City Councilmember Bruce Harrell questioned Assistant Chief Mike Sanford April 18 at a Public Safety Committee meeting on how much the plan would cost and how the police department would measure success.
He even prodded Sanford to explain at a basic level what SPD 20/20 is.
Sanford called it reform and "the pursuit of excellence." He did not explain how SPD 20/20 fits with the city's negotiations with the Department of Justice. The negotiations address a December 2011 report that showed that city police have a pattern and practice of excessive force.
Harrell fell just short of openly criticizing SPD 20/20, quipping that it at least had a catchy title. But did he leave the meeting with a clearer picture of the plan?
"Not really," Harrell said.
He and other councilmembers are largely in the dark when it comes to negotiations with the DOJ. Because the DOJ could file a lawsuit against the city, only McGinn, City Attorney Pete Holmes and police officials are allowed in the meetings with the DOJ.

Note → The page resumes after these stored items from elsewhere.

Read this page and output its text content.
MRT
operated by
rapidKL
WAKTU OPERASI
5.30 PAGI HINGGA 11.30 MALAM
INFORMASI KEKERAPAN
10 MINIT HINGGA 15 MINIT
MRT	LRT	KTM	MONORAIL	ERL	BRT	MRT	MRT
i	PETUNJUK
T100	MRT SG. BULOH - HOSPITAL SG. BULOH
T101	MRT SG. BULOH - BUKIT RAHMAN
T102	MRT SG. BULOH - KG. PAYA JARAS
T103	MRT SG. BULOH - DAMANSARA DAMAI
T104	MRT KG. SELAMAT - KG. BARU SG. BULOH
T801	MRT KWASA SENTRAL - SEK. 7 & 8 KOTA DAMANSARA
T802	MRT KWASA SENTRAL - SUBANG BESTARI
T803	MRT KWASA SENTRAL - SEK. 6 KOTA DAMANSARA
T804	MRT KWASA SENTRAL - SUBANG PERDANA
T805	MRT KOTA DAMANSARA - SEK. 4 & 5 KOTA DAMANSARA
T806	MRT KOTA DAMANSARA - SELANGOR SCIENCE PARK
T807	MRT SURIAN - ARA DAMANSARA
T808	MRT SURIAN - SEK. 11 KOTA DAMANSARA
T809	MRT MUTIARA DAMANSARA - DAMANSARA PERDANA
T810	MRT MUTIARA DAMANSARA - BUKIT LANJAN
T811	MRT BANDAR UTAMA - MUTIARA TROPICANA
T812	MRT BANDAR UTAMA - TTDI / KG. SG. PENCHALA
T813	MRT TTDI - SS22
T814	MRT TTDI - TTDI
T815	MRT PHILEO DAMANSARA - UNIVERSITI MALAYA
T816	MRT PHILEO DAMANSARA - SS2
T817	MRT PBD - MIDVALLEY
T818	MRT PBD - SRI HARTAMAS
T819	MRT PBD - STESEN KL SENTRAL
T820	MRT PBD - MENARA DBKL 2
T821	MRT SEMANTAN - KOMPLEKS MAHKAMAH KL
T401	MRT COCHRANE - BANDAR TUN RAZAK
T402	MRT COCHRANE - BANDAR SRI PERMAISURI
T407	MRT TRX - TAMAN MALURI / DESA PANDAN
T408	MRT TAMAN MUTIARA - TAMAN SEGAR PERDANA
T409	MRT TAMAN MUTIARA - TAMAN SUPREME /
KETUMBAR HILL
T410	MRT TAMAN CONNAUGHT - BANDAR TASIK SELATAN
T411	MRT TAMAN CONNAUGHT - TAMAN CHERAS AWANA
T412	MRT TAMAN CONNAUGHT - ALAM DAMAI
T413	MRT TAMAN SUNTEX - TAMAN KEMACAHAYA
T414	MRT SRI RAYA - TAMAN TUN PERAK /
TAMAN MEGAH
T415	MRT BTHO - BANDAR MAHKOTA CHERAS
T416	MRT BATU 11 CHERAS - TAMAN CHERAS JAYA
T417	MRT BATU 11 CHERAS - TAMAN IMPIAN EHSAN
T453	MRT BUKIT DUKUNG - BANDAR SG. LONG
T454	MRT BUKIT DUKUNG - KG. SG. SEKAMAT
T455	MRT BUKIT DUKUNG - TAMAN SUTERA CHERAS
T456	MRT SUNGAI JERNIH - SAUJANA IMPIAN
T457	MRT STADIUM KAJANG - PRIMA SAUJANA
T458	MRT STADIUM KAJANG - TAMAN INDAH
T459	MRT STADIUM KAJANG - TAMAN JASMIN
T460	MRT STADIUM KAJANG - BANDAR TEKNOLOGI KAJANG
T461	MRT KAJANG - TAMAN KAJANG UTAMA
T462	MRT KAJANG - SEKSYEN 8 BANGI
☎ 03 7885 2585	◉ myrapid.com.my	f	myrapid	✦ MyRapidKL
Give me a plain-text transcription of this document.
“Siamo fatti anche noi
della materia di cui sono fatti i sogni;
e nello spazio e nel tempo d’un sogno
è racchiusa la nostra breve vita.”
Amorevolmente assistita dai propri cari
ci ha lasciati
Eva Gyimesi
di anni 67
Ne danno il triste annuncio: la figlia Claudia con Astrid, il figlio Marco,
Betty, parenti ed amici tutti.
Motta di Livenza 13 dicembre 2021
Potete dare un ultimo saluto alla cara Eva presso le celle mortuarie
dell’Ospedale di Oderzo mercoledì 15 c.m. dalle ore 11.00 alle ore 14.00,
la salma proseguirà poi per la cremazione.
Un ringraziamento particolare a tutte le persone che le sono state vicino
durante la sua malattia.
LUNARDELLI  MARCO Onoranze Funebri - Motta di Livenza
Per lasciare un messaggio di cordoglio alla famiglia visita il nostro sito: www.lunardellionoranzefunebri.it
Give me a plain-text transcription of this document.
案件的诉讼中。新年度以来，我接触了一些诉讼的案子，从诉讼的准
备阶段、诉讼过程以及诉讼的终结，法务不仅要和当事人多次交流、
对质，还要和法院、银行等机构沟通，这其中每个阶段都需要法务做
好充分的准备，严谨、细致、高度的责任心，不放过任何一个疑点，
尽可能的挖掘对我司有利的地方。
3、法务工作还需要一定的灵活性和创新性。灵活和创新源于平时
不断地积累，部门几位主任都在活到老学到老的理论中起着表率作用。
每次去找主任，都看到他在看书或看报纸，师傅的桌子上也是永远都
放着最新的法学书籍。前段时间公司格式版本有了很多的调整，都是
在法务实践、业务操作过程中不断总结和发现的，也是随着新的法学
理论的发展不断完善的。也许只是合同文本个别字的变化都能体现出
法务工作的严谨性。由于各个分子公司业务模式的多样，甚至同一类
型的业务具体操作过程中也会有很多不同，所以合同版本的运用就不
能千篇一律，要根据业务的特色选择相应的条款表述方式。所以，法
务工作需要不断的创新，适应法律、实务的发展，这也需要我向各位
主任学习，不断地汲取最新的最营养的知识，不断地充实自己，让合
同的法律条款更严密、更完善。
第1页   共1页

For a plan meant to improve accountability and transparency, Harrell found precious few details on how SPD 20/20 will work.
"Who's measuring this?" Harrell asked after the meeting. "Who's making sure we're succeeding?"
Harrell could not even glean who was involved in drafting SPD 20/20.
Sanford said the mayor and police collected input from the community and the plan was drafted by SPD.
But Harrell said he has not met any rank-and-file police officers or community members involved in the process.
"I don't think that's an effective way to go about a strong public safety plan," Harrell said.